Data replication strategies in DDBMS

Fully,partial and un replicated

Data replication in Distributed Database Management Systems (DDBMS) is the process of creating and maintaining multiple copies of data across different nodes or sites in a distributed database. There are three common data replication strategies:

1. Fully Replicated:
In fully replicated strategy, each data item is replicated on every node or site of the distributed system. This means that every node has a complete and identical copy of the entire database. The advantage of fully replicated strategy is that it provides high data availability and fault tolerance as any node can handle queries or transactions even if some nodes fail. However, the downside is that it requires a high amount of storage space and imposes a significant overhead on update operations, as all copies of the data need to be updated simultaneously.

2. Partially Replicated:
In partially replicated strategy, only a subset of the data items is replicated on multiple nodes. The selection of which data items to replicate is based on certain criteria, such as frequently accessed data, frequently updated data, or data that needs to be available locally for specific nodes. By replicating only a portion of the data, storage space requirements are reduced compared to fully replicated strategy, and update overhead is also lower as only the replicated data needs to be updated. However, this strategy suffers from data inconsistency issues, as different nodes may have different versions of the non-replicated data items.

3. Unreplicated:
In unreplicated strategy, no data items are replicated, and each data item exists only once in the entire distributed system.
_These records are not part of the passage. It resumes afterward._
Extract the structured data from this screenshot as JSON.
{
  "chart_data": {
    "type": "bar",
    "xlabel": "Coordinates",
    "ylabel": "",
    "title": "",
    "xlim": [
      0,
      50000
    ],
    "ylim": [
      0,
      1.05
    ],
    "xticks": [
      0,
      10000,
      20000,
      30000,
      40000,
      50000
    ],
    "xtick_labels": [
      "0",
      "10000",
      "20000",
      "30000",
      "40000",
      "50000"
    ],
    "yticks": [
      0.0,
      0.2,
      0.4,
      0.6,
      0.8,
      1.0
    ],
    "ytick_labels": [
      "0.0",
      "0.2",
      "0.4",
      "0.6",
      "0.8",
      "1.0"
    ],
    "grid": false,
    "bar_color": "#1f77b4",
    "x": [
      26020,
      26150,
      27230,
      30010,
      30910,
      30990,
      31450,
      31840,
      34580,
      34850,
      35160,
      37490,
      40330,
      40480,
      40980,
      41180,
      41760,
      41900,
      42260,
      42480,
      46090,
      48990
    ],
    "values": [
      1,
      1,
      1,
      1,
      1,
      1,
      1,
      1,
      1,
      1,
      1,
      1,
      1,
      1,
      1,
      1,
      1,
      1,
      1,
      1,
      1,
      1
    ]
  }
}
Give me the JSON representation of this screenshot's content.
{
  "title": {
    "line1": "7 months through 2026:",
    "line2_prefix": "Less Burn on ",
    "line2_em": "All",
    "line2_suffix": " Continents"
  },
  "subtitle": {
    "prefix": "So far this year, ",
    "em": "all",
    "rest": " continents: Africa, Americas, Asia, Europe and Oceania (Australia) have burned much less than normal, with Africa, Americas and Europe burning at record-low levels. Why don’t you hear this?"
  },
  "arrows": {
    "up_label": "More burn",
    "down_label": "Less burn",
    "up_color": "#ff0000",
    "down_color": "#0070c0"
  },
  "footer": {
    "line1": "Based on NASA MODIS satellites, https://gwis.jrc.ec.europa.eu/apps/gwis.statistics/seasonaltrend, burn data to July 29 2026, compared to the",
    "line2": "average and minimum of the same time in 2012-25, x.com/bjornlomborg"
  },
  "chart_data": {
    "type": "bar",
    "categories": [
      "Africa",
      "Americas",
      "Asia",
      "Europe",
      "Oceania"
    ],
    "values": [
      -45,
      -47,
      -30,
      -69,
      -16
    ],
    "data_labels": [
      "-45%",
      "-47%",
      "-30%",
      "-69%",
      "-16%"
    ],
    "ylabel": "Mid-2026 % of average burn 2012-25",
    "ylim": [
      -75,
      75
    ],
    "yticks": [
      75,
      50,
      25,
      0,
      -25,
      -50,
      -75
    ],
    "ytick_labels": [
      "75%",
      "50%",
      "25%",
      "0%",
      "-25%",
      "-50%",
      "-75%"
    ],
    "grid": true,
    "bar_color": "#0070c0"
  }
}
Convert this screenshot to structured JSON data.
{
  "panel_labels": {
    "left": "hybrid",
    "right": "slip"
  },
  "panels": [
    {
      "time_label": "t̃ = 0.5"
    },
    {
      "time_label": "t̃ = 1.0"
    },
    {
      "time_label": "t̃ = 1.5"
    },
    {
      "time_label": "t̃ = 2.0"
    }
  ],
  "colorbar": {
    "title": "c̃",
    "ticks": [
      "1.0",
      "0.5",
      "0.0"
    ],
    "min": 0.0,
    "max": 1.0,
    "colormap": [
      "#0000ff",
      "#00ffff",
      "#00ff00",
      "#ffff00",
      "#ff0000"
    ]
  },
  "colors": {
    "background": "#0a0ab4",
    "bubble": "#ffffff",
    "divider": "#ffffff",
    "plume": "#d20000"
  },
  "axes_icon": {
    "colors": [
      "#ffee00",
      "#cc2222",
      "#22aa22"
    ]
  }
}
This strategy saves storage space and minimizes update overhead as only a single copy of each data item is maintained. However, it also poses a risk of a single point of failure. If the node containing the data item fails, the data becomes temporarily or permanently inaccessible until the node is repaired or brought back online.

Overall, the choice of data replication strategy depends on the specific requirements of the distributed system, including data availability, fault tolerance, storage space, and update performance. Different combinations of these strategies can be used in a distributed system to achieve a balance between these factors.